Learning implementations

Introduction

As technology is being used to support student learning in more and more classrooms, blended and flipped learning implementations have become more common.  While there are distinctions between these two types of learning environments, central to both is the idea of student-centered learning.

As defined by the 2017 National Education Technology Plan, blended learning:

“Allows students to have some control over time, place, path, or pace of learning. In many blended learning models, students spend some of their face-to-face time with the teacher in a large group, some face-to-face time with a teacher or tutor in a small group, and some time learning with and from peers.”

Similarly, the Nearpod team defines a flipped class as:

“One where the student first reviews the topic by himself (at home or at school), typically using video lessons or some sort of digital learning support, and then classroom time is used to apply the knowledge by solving specific problems and/or doing practical work. The flipped class thus transitions the role of the educator from a “lecturer” to a “tutor” who coaches a student when he/she gets stuck, rather than delivering a traditional one-way lecture.”

At the core of both of these ideas, is the belief that students should be more in control of their own learning processes, and that learning should be differentiated to individual student needs. Research suggests that shifting to more student-centered learning approaches like these can help increase student engagement, achievement, and agency.

Fortunately, tools like Nearpod are perfect for supporting these types of implementations in K-12 classrooms.

Learning implementations

Facilitating Differentiation with Blended and Flipped Learning

In addition to helping increase student engagement, achievement, and agency, flipped and blended learning approaches can also be used to increased differentiation. For example, the most recent 2017 Digital Learning report from Blackboard and Speak Up found that:

“Teachers in blended learning classrooms are setting a new bar for transforming learning using technology. For example, 68% report that with the use of technology in their classroom they are better able to differentiate instruction for their students.”

Similarly, the 2015 Report on Blended Learning from iNACOL describes how blended learning approaches allow “Educators [to] quickly identify gaps in learning and differentiate instruction to ensure that failure is not an option.”

In short, flipped and blended learning approaches have to potential to help teachers increase differentiation, which in turn can lead to increased engagement and student achievement.

Using Nearpod to Support Flipped and Blended Learning

While switching to more student-centered approaches like blended and flipped learning may be beneficial for students, it can often be a difficult shift to make.

Fortunately, Nearpod makes this transition easier by providing a platform that allows content to be delivered in ways that can be differentiated, while still providing teachers with the feedback they need to understand how students are interacting with that content.

For example, Nearpod allows teachers to share “student-paced” lessons, which means each individual student can move through lesson content at their own pace, either in or out of the classroom.  Students can also go back through these lessons at any time to review content or find resources, which is perfect for both blended and flipped learning environments.

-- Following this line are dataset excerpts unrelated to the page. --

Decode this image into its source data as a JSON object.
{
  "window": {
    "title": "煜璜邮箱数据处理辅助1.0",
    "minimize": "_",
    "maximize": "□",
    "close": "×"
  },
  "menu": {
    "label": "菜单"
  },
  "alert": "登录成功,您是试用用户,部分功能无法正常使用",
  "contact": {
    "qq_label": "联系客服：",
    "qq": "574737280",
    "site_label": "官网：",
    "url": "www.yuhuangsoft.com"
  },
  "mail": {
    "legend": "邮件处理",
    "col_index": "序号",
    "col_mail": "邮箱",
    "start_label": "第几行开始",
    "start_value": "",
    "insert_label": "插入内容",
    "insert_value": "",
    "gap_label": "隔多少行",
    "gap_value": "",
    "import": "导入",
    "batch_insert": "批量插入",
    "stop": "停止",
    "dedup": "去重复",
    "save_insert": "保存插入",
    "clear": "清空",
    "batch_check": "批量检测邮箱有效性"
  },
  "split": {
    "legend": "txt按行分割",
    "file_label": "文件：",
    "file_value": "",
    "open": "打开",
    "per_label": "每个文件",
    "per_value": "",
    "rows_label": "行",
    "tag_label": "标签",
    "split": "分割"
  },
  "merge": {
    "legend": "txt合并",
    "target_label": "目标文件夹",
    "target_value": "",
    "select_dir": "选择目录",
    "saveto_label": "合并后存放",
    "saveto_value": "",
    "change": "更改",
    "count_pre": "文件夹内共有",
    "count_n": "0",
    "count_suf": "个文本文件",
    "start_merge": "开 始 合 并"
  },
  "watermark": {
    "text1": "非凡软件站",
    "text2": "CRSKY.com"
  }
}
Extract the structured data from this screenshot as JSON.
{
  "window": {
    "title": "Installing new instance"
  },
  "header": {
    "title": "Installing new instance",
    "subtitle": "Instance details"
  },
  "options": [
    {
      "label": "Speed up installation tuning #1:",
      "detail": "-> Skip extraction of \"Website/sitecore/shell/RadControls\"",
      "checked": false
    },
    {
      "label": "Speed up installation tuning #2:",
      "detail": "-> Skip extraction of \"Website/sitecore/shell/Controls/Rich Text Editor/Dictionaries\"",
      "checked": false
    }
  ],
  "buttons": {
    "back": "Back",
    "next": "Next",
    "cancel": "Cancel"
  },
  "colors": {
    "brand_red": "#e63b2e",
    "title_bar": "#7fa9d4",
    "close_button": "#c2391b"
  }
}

Teachers can even create a wide variety of pre-built lessons and give students choices as to which they will explore.  Approaches like this can help increase differentiation and give students more agency in their own learning process.

Additionally, teachers can embed formative assessments within their lessons like polls, quizzes, open-ended questions, and drawn responses. This way, even if students are working through lesson content at their own pace and on their own time, teachers can still get an accurate picture of each student’s understanding of the content.

Plus, students can also use Nearpod to create their own presentations demonstrating their understanding of what they’ve learned during their exploration of their teacher’s lessons.

Pulling all of these ideas together, the Nearpod team describes how N. Miguel, an Apple Distinguished Educator from Portugal, uses Nearpod to flip his classroom and create a rigorous, engaging, and student-centered learning environment:

“N. Miguel’s approach consists of having his students take the role of the instructor and deliver an interactive lesson using Nearpod. He first poses a ”challenge” to his students, in which they are asked to design and create an interactive lecture about a specific topic. To address that challenge, his students not only need to research the topic before class, but they also need to create a presentation using multimedia content. Students also need to create classroom activities, plan for questions and quizzes, and define learning milestones. When class time comes, students are asked to deliver their interactive lesson to the rest of the class using Nearpod.”

Conclusion

Overall, creating blended and flipped learning environments can help teachers increase differentiation and shift towards more student-centered practices. In turn, this can help lead towards increased student engagement, achievement, and agency – meaning that students will feel more in control of their own learning.

By using Nearpod to facilitate this type of learning, teachers can create lessons where students work through the material on their own time, both in and outside the classroom.  Plus, teachers can embed formative assessments into these lessons, so they always know exactly what their students have mastered, and where struggles still exist.